LINK is a nice place to work – quite, clean, air conditioned, and great people. Throughout the morning, students come in for tutoring services. They come from all over the area, but as they pay for their own tutoring, most seem to be at least middle class. Multiple students have cochlear implants as well, which I definitely didn’t see at the public school. Actually, the only time I saw hearing aids there was on a couple of outside kids coming in for occupational therapy! A big difference between the two settings and the populations served.

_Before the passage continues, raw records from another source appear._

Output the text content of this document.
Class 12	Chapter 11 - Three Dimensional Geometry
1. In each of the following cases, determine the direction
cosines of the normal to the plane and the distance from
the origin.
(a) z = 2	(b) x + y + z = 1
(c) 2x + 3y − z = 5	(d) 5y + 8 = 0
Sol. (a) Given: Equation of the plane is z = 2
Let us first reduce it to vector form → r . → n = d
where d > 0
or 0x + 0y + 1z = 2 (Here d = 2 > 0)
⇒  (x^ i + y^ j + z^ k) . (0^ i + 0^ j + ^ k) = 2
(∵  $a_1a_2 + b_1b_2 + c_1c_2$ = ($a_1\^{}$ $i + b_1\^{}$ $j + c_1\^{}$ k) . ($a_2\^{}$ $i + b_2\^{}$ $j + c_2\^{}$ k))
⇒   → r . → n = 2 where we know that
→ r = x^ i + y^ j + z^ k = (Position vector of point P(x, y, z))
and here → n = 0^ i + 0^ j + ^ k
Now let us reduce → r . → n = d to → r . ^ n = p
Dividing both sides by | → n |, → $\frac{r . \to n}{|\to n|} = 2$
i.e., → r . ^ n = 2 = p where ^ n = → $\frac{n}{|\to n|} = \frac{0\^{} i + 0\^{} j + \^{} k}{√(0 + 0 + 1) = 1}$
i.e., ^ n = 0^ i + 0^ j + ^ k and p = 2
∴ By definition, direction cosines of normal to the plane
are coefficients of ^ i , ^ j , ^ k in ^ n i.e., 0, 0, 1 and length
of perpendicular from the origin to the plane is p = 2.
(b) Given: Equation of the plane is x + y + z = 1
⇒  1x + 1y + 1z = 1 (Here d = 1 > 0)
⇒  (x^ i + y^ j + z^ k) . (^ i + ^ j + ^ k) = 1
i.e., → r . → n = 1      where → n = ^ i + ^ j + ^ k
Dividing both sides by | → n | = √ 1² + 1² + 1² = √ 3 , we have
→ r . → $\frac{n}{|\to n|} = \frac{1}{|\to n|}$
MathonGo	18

When I went into LINK yesterday, everyone knew it was my birthday and I wasn’t sure how… turns out that the week before, when I had met some students, they asked me the same first three questions that almost all students ask me – what’s my name, what’s my age, and when’s my birthday. So they remembered:) After my morning work at LINK, I treated myself to an afternoon at the spa – body scrub, massage, facial, pedicure and manicure, at Filipino rates – can’t beat that:)

I went to the market this week and bought 8 eggplants, 6 onions, 5 tomatoes, 5 mangos, 8 bananas for $2.50 – I love the exchange rate and summertime! Not that I can eat all of that while it’s still fresh, but there are plenty of people to share with here.

At my hotel in Sagada, I took my first warm shower since I’ve been here. It felt so unnatural, so weird! Here in Manila, it’s easy enough to never want a warm shower - just plan strategically, such as after walking home in the hot afternoon sun instead of first thing in the morning.